Przełożona anińskiego domu zakonnego s. Elżbieta Łaniewska zwróciła w rozmowie z Radiem Warszawa uwagę, że profanacja ma miejsce w dniu wspomnienia założyciela zgromadzenia, św. Zygmunta Szczęsnego-Felińskiego. "To dla mnie wielkie przeżycie, bo ojciec założyciel tyle dobrego robił. Jutro miało być w tym domu nagranie telewizyjne w związku z ratowaniem dzieci żydowskich i ks. Godlewskim, a wydarzyło się takie coś. Dla mnie to nie do pomyślenia, że ktoś podnosi rękę na Matkę Bożą" – dodała s. Łaniewska.

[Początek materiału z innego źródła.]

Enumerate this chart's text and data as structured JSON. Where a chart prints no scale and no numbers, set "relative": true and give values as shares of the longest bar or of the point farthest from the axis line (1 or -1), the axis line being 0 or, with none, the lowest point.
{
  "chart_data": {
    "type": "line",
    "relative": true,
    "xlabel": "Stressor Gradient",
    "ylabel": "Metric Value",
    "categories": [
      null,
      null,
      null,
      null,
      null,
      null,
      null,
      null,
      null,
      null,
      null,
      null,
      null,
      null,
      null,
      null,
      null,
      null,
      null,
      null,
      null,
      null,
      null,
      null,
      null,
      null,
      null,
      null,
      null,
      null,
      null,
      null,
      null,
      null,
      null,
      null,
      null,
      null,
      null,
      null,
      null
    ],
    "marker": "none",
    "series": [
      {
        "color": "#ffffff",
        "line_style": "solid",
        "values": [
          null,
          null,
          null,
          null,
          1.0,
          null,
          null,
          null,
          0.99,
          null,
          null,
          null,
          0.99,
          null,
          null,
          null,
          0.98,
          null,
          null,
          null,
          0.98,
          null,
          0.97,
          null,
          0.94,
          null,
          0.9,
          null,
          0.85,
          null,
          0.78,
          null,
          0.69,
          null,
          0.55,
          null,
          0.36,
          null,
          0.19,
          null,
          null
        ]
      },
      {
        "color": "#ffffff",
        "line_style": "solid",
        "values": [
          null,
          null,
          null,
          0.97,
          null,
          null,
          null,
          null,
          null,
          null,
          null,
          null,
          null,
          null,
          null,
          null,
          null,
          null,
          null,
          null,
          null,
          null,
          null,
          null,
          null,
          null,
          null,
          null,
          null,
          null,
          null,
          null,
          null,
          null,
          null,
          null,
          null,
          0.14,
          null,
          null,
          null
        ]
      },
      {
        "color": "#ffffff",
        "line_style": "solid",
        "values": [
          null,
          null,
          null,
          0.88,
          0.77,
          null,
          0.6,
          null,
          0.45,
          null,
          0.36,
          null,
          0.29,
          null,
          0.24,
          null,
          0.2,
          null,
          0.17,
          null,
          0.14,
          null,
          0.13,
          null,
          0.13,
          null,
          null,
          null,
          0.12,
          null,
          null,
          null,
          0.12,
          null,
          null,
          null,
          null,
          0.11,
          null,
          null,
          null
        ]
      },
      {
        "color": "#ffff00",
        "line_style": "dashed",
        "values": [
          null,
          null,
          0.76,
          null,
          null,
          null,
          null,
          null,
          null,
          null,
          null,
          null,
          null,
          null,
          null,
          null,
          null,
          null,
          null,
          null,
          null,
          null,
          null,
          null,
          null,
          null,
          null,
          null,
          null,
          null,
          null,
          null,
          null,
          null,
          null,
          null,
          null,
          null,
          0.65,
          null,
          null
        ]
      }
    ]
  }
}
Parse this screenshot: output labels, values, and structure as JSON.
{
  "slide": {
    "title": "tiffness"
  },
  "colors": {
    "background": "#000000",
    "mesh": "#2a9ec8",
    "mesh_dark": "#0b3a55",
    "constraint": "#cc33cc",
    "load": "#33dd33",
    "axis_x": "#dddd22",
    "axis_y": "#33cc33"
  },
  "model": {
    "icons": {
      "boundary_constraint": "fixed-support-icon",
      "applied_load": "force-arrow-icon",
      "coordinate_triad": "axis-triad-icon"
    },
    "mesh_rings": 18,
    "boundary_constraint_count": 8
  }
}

Incydent w Aninie miał miejsce zaledwie dwa dni po napaści w parafii św. Józefa na szczecińskich Pomorzanach. Wówczas to 33-letni mężczyzna usiłował zniszczyć znajdujący się w przedsionku kościoła krzyż, a następnie uderzył interweniującego w obronie świątyni wikarusza. Kapłan trafił do szpitala ze złamaniem szczęki. Sprawca ataku został ujęty przez policję, prawdopodobnie jest osobą z zaburzeniami psychicznymi.
Ostatnie raporty nt. aktów agresji wobec katolickich miejsc kultu, instytucji i pomników wskazują, że liczba tego rodzaju napaści rośnie zarówno w Europie, jak i Stanach Zjednoczonych.